For $\overline{f}(x) =

\begin{cases}

f(x), & \text{if $0\le n\le \pi$} \\

-f(x), & \text{if $-\pi\le n< 0$}

\end{cases}$ it holds that $\int_{-\pi}^{\pi}{\overline{f}(x)dx}=0$, and because $\overline{f}(x)$

is odd, $\int_{-\pi}^{\pi}{\overline{f}(x)\cos(nx)dx}=0$. Later it's shown that $\int f(x)\sin nx=0$ in a similar manner, using the fact that an element that is orthogonal to a system is zero when the system is complete.

I am having trouble simply understanding why $\int_{-\pi}^{\pi}{\overline{f}(x)dx}=\int_{-\pi}^{0}{-{f}(x)dx}+\int_{0}^{\pi}{{f}(x)dx}=0$

- Isn't $\int_{-\pi}^{0}{-{f}(x)dx}=\int_{0}^{\pi}{{f}(x)dx}$?
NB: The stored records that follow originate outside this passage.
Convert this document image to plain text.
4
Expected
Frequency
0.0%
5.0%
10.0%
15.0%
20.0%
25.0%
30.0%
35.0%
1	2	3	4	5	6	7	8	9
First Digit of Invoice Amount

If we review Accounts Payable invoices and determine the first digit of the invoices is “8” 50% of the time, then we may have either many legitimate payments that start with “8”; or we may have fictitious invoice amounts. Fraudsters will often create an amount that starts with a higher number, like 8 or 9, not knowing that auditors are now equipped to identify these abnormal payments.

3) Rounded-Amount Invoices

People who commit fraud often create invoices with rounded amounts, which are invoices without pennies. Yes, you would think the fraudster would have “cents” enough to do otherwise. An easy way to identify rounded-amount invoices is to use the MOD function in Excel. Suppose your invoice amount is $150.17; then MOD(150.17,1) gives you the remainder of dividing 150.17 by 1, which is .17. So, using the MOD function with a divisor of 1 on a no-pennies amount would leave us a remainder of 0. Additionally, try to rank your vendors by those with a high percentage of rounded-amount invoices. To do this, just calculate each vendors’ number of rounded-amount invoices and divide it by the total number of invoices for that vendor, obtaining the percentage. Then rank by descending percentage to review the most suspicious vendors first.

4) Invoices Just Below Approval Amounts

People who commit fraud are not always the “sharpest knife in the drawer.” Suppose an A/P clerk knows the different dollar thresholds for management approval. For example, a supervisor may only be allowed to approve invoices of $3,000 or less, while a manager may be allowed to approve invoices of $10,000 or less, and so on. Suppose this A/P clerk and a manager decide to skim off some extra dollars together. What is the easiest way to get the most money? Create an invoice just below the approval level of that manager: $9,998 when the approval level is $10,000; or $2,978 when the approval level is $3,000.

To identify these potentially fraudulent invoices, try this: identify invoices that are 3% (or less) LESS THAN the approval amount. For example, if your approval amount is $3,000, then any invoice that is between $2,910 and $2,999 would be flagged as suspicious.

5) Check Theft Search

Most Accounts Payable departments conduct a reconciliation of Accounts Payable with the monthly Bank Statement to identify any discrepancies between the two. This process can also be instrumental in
I don't feel comfortable approaching him with little things, even if there might have been a typo in their book. I could really use a hand here.
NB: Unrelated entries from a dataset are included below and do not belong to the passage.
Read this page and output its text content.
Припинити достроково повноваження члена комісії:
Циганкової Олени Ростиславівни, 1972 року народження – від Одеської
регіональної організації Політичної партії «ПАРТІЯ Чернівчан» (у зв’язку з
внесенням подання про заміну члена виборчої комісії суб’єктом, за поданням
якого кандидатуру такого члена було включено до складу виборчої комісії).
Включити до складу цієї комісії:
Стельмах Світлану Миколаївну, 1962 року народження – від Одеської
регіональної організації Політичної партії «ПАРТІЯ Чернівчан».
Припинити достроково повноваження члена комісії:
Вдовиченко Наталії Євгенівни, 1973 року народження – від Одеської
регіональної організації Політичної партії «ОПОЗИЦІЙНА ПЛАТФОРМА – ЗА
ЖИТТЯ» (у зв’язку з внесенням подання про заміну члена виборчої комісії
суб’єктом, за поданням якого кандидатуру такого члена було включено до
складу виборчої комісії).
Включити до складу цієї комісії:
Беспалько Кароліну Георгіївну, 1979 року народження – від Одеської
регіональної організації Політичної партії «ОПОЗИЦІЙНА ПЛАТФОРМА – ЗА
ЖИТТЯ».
The course is "Introduction to Hilbert Space and Operator Theory", just to make it clear what Mathematical tools are used.

Edit:

I overlooked that $\int_{-\pi}^{0}{-{f}(x)dx}=\int_{0}^{\pi}{{f}(-x)dx}$.

## Best Answer

You have quoted the definition of $\overline f (x)$ wrongly. Your definition does not make sense because $f(x)$ is not defined when $x <0$. The correct defintion should be $\overline{f}(x) = \begin{cases} f(x), & \text{if $0\le x\le \pi$} \\ -f(-x), & \text{if $-\pi\le x< 0$} \end{cases}$. With this definition I believe you can see why $\int_{-\pi}^{\pi} \overline f(x)dx=0$.